5. Why did the ACS compilers bother to undertake this effort? Prior to the widespread use of computers, few except astrologers had any interest in putting together detailed information about the time standards that were actually in use in different geographical areas at various times in history. As every astrologer knows, this information is vital. Without knowing the relation of the local time in use to time at the Greenwich meridian (the standard that is used for astronomical observations), it is impossible to calculate an accurate astrological chart.

Whatever others think of astrology, at the very least the world owes a debt to astrologers for creating this massive record of the time standards used in the past. This is not the place to make a detailed defense of astrology, but in answer to those whose outrage is increased by the fact that astrologers are the plaintiffs, we can only say that these detractors are uninformed. Uncritical recipients of the opinions of those who are higher in status than they are, they have obviously never experienced the power of astrology for themselves. Why astrology works is still a mystery, but as the prevailing paradigm morphs from 19th-century mechanism into one that has to embrace all the new things we are finding out about the universe, perhaps we will soon have a plausible explanation. Anyway, to those who know that astrology is bunkum and its practitioners are money-seeking parasites on society, all we can say is try to be a bit humbler and accept that the universe is far more mysterious than you imagine.

6. Why is Astrolabe suing to defend this copyright? Following the death of Neil Michelsen, the founder of Astro Computing Services, Astrolabe purchased the rights to the ACS PC Atlas, the electronic expression of the time-change database compiled by Michelsen, Thomas Shanks and Mark and Rique Pottenger. The data was also augmented by permission with the work of Doris Chase Doane and Francoise and Michel Gauquelin. In addition, the entire astrological community gave their time and energy to help correct this ongoing work, freely knowing that it was for commercial use.

With this purchase, Astrolabe inherited the obligation to pay royalties on the Atlas to Michelsen?s widow and to the other principal compilers, who are now at retirement-age. Astrolabe is defending this hard-earned intellectual property in order to continue paying royalties and recoup its own investment. Contrary to the accusations that it is trolling for dollars, it is not filing this suit in pursuit of vast amounts of cash. In the astrology world, there are no vast amounts of cash. The suit was filed in order to make Astrolabe?s concerns known to Mssrs. Olson and Eggert having not received a satisfactory reply to earlier phone calls and letters. Astrolabe has no wish to cripple the database on which Unix, Linux, Java and other computing depends.

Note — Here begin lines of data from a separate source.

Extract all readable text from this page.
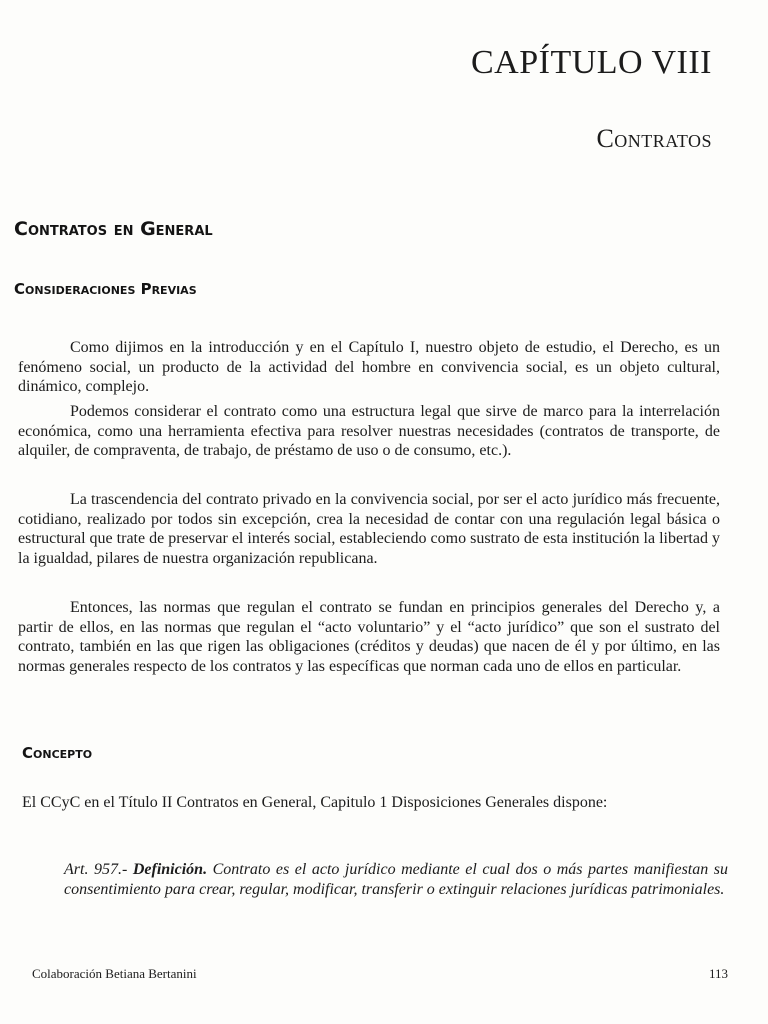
CAPÍTULO VIII
Contratos
Contratos en General
Consideraciones Previas

Como dijimos en la introducción y en el Capítulo I, nuestro objeto de estudio, el Derecho, es un fenómeno social, un producto de la actividad del hombre en convivencia social, es un objeto cultural, dinámico, complejo.

Podemos considerar el contrato como una estructura legal que sirve de marco para la interrelación económica, como una herramienta efectiva para resolver nuestras necesidades (contratos de transporte, de alquiler, de compraventa, de trabajo, de préstamo de uso o de consumo, etc.).

La trascendencia del contrato privado en la convivencia social, por ser el acto jurídico más frecuente, cotidiano, realizado por todos sin excepción, crea la necesidad de contar con una regulación legal básica o estructural que trate de preservar el interés social, estableciendo como sustrato de esta institución la libertad y la igualdad, pilares de nuestra organización republicana.

Entonces, las normas que regulan el contrato se fundan en principios generales del Derecho y, a partir de ellos, en las normas que regulan el “acto voluntario” y el “acto jurídico” que son el sustrato del contrato, también en las que rigen las obligaciones (créditos y deudas) que nacen de él y por último, en las normas generales respecto de los contratos y las específicas que norman cada uno de ellos en particular.

Concepto

El CCyC en el Título II Contratos en General, Capitulo 1 Disposiciones Generales dispone:

Art. 957.- Definición. Contrato es el acto jurídico mediante el cual dos o más partes manifiestan su consentimiento para crear, regular, modificar, transferir o extinguir relaciones jurídicas patrimoniales.

Colaboración Betiana Bertanini	113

In filing this suit, Astrolabe has touched the hot buttons on a number of highly emotional issues. One issue is the long-held right of people to receive money for their labors vs. the newer values of open sourcing, wiki and the other forms of the free information exchange that have made the internet so great. Another is the clash of paradigms between a mechanistic one unfriendly to astrology and a newer (and older) one that recognizes that the universe is far more mysterious than we thought. It is painful to be caught in these cross-currents, but we hope that through this suit we will not only gain a just decision, but also promote greater clarity on these important issues.